The Visitation of the Blessed Virgin Mary is a significant event in Christian history, as it marks the encounter between Mary and Elizabeth, two women who were chosen by God to play important roles in the unfolding of his plan of salvation. The event is described in the Gospel of Luke, where it is recorded that Mary, having been told by the angel Gabriel that she would give birth to the Son of God, set out to visit her cousin Elizabeth, who was also pregnant at the time.
The journey was likely challenging for Mary, as she would have had to travel a considerable distance, likely on foot or on the back of a donkey, and through difficult terrain. However, Mary's willingness to undertake the journey shows her commitment to her cousin and her trust in God's plan.
When Mary arrived at Elizabeth's home and greeted her, Elizabeth was filled with the Holy Spirit and recognised Mary as the mother of her Lord. She exclaimed,
"Blessed are you among women, and blessed is the fruit of your womb! And why is this granted to me that the mother of my Lord should come to me?" (Luke 1:42-43).
At this point, something extraordinary happens. John the Baptist, who was still in Elizabeth's womb, leaped for joy. This event is significant because it shows that even before his birth, John recognised Jesus as the Son of God. Elizabeth, too, recognised the significance of the moment and praised Mary's faith, saying,
"Blessed is she who believed that there would be a fulfillment of what was spoken to her from the Lord" (Luke 1:45).

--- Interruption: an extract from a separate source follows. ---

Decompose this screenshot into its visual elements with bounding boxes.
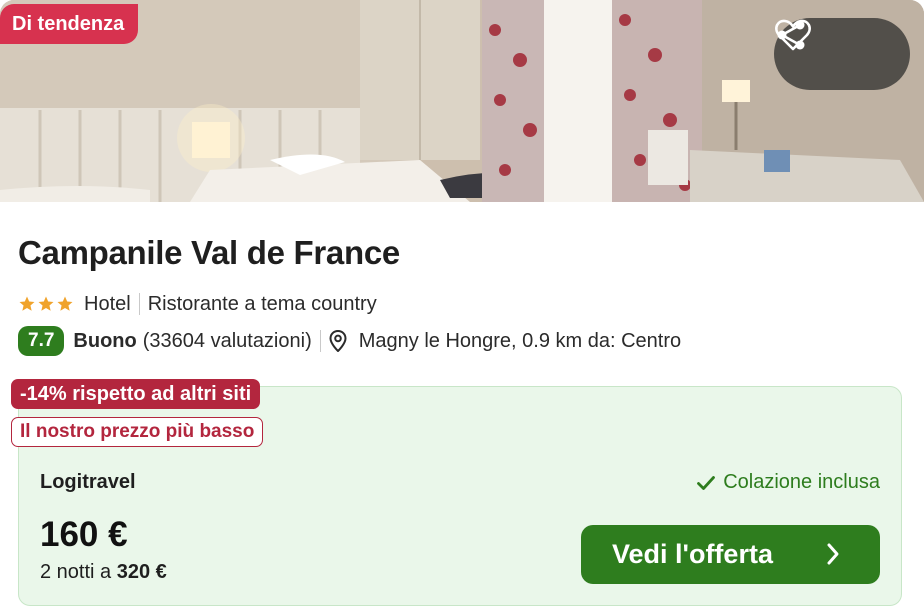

Mary's response to Elizabeth's greeting was the Magnificat, a hymn of praise and thanksgiving to God. In this hymn, Mary rejoices in God's mercy, his power, and his faithfulness. She acknowledges that she is blessed to be chosen by God for this role, and she recognises the greatness of his plan.

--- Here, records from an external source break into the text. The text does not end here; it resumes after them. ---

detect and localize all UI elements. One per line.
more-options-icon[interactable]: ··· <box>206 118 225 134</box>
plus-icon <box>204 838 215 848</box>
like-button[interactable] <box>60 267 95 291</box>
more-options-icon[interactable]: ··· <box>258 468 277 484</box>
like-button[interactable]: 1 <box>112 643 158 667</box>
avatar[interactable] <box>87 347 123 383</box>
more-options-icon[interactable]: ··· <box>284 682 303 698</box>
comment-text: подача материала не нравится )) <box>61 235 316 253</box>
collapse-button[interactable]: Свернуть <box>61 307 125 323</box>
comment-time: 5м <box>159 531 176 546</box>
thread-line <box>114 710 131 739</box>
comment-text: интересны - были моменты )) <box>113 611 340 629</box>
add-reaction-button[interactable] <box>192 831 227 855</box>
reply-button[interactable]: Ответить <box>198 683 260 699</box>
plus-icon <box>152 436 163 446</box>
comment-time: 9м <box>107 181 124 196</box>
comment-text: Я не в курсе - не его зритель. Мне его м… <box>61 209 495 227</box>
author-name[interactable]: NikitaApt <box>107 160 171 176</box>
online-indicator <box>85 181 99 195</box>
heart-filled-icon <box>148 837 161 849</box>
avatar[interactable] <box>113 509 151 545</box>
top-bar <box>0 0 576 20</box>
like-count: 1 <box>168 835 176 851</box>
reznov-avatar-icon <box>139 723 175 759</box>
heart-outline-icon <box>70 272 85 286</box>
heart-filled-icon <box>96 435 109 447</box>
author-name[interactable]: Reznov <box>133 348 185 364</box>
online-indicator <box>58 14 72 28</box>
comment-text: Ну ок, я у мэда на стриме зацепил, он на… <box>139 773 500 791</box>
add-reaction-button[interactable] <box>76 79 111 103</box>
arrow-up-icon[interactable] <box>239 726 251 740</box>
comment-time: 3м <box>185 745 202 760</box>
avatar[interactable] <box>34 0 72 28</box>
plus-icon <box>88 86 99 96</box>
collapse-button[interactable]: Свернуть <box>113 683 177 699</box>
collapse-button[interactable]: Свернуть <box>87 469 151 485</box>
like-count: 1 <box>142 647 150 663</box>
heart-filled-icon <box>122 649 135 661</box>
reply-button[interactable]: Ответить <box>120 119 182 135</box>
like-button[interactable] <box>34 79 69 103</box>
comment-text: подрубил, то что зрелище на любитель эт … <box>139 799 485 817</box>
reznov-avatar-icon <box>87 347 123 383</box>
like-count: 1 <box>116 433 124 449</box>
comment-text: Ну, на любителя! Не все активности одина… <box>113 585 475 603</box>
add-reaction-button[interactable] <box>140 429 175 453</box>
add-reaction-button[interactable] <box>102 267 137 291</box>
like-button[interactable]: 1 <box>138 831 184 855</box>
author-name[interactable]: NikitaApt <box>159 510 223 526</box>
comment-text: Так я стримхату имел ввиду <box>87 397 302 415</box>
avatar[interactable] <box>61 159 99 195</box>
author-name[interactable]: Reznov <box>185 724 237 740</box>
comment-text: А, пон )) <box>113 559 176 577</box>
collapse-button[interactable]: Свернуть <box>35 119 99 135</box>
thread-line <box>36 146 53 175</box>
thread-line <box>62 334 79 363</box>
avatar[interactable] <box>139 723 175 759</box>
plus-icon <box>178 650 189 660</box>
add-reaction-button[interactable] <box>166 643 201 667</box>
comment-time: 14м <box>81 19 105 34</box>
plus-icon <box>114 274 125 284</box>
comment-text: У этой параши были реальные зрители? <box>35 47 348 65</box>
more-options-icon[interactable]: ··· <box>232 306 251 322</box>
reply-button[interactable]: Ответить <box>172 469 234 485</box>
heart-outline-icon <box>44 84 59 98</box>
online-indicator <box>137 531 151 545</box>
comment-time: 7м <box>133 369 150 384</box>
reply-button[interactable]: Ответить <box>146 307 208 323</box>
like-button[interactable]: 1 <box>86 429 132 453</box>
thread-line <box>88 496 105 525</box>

The feast of the Visitation is an opportunity for us to reflect on Mary's faith, courage, and humility, as well as her willingness to serve others. It is also a reminder of the importance of family, hospitality, and service to others, and it invites us to imitate Mary's example in our own lives. By doing so, we can participate in God's plan of salvation and contribute to the building of his kingdom on earth.